Employers warned against a uniform approach to AI governance
Governance failures will lead to the demotion and decommissioning of AI agents in 40% of enterprises, Gartner has warned, as it underscored the importance of implementing a "proportional governance approach" on the technology.
Gartner is arguing that failures in the deployment of AI agents stem from the application of uniform governance to the technology, regardless of its autonomy level and scope.
"Enterprises are treating AI agent governance as binary, either locked down or fully trusted, and that is the root cause of failure," said Shiva Varma, senior director analyst at Gartner.
Agents operate at different autonomy levels and across different trust boundaries, according to the senior director analyst.

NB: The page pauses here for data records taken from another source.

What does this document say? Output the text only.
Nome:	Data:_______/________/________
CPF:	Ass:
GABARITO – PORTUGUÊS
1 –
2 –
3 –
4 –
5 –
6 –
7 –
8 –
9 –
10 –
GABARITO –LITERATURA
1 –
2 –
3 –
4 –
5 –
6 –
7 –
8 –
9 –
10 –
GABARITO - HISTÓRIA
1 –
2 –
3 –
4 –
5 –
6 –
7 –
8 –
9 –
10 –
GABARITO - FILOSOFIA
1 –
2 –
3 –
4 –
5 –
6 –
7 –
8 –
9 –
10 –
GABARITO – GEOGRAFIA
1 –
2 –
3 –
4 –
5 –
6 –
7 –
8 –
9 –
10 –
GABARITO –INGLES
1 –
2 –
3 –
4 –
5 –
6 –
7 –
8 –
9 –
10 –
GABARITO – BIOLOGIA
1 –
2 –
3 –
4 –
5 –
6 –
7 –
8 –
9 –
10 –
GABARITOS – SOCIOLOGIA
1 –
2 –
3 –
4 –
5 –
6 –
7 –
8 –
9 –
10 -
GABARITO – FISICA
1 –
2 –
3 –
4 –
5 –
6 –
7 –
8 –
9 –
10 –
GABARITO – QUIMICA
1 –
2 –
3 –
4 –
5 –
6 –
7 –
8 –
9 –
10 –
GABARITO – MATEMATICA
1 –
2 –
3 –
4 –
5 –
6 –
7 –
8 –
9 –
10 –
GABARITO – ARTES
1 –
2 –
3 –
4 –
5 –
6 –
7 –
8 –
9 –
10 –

"When the same controls are applied indiscriminately, organisations encounter two common failure modes: over-restriction of simple agents, which slows delivery and drives shadow development, or under-restriction of more autonomous agents, which increases operational, security and compliance risk," he added.
'Proportional governance approach' needed
Gartner advised the application of a "proportional governance approach" in order to reduce the risk of failures in AI agent adoption.
Under this approach, AI agents are classified across distinct autonomy levels, with each level representing a different trust boundary and corresponding governance requirements.
The first autonomy level is Observe, where agents are limited to read-only access to defined data sources. Outputs of these agents are also visible only to the requesting user.
Common uses include document summarisation, data or knowledge retrieval, and code explanation, according to Gartner.
"At this level, governance should focus on baseline controls such as scoped data access, user authentication, usage logging, and basic functional and security testing," Varma said.
"Because risk is limited primarily to data exposure and output accuracy, controls should remain lightweight and targeted."
The second autonomy level is Advise, according to Gartner, which described them as AI agents that are able to generate recommendations, drafts, or proposed actions.
"Governance for advise agents should include all Level 1 controls and extend to addressing output quality and decision influence through accuracy and hallucination testing, domain-specific quality evaluations, and user training on appropriate reliance levels," Varma said.
The third level of autonomy is Act with Approval, where agents can now execute actions such as writing data, sending communications, or modifying configurations.
However, this only comes after explicit human approval for every action, according to Gartner.
"At this level, human review is effective only if it remains a meaningful control," Varma said.
"Without strong security testing, clear approval workflows with audit trails, and agent‑specific incident response procedures, approvals can degrade under time pressure or approval fatigue, creating a false sense of safety while expanding the attack surface."
Meanwhile, the highest level of autonomy sees agents executing actions within defined guardrails, and humans only reviewing exceptions instead of all individual decisions.
Varma said this level requires the "most rigorous governance."
"Because accountability for outcomes remains with the organisation, this level requires the most rigorous governance, including continuous monitoring, enforced guardrails, rapid rollback mechanisms, circuit breakers that halt agent operation on threshold violations and clear ownership for agent behaviour," he said.